There is plenty of talent for a new manager, or indeed Conte if he stays, to build around (these five for starters), but this lot could do with an upgrade…
Hugo Lloris
A goalkeeper who can be the best and the worst is therefore somewhere in the middle. Lloris is currently at his worst, leading people to suggest he’s past it. But he’s had loads of periods like this in his decade-long stint at Tottenham, only for a flick to be switched that turns him back into a brilliant goalkeeper.
But he’s 36 and for the sake of Spurs it would make a lot of sense to stop Spursiness at its source. They will struggle to find anyone as good as Lloris at his best, but the Frenchman’s worst makes that pill far easier to swallow.
Eric Dier
No amount of glow up will make Eric Dier a worthy centre-back partner for Cristian Romero. Dier has been about as good as he can be under Antonio Conte, and his was an enjoyable mini-redemption story. But plonked next to Romero he looks adequate at best.
It’s always going to be the case that one partner is better than the other, but you get the sense with Dier that he’s all right at everything but not brilliant at anything. No other Big Six Premier League club would take him as anything other than a squad player, and you can’t imagine him looking hugely out of place playing for a team in the bottom half of the table.
Emerson Royal
He’s been picked as the fall guy for a general right-back problem at Tottenham. Royal has played the most of any of Conte’s four options, but as their apparent moves in the transfer market suggest, Spurs are desperate to land a better one.

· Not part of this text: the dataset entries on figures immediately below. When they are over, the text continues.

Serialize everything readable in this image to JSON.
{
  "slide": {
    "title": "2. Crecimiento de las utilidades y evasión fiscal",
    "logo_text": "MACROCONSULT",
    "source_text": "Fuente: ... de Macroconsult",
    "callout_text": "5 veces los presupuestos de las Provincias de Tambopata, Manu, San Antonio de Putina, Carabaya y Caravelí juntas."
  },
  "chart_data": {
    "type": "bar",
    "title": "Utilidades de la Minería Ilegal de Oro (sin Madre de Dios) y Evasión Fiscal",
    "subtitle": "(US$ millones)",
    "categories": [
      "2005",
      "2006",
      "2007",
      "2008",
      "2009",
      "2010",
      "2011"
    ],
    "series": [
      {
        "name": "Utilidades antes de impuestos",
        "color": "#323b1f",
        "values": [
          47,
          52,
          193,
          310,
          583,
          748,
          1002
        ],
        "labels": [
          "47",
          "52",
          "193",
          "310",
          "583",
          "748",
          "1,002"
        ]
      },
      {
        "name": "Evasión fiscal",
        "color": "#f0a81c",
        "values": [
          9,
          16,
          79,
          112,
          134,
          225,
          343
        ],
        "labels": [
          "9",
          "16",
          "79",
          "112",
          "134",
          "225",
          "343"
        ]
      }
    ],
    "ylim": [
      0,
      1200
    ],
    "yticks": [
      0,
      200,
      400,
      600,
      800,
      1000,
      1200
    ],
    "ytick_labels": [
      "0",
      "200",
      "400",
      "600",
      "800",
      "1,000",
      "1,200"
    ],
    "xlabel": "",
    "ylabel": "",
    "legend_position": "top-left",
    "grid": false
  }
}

Djed Spence arrived in the summer but Conte insisted that he was a club signing, and to hammer home that point has handed the 22-year-old four substitute appearances in the Premier League totalling five minutes. That’s a pretty nasty way of sending a message to the board.
Spence will in all likelihood outlast Conte as Spurs and nothing we’ve seen (because we haven’t seen anything) suggests he isn’t capable of making the right-back or right wing-back spot his own. Conte’s got other targets in mind though.
Pierre-Emile Hojbjerg
He’s actually been among Tottenham’s best players this season and as productive as anyone other than Harry Kane, with four goals and two assists to his name. This is less about Hojbjerg and more about a need for something different in midfield for Spurs.
They really should have tried harder to get Christian Eriksen back. They need someone who can both see and execute passes that will hurt the opposition when games are tight and crosses from wide are being easily dealt with.
Hojbjerg, bless him, has tried at times to be that guy but just isn’t. Rodrigo Bentancur is a certain starter and Pape Sarr looks as though he could be a very useful in a double pivot alongside the Uruguayan, while a playmaker can knit things together ahead of them.
Ben Davies
The Spurs fans swear by a player who is eminently forgettable for the rest of us. He’s your classic 6-7/10 solid pro, doing his job pretty well almost all of the time with a minimum of fuss. Actually it’s pretty easy to see why Spurs fans like him – it’s impossible not to like those sorts of players.
Perhaps it takes an outsider to let them know it’s time to move on. Keep him around, sure, he’s a Club Man now, but just because a guy gives everything doesn’t mean everything is enough.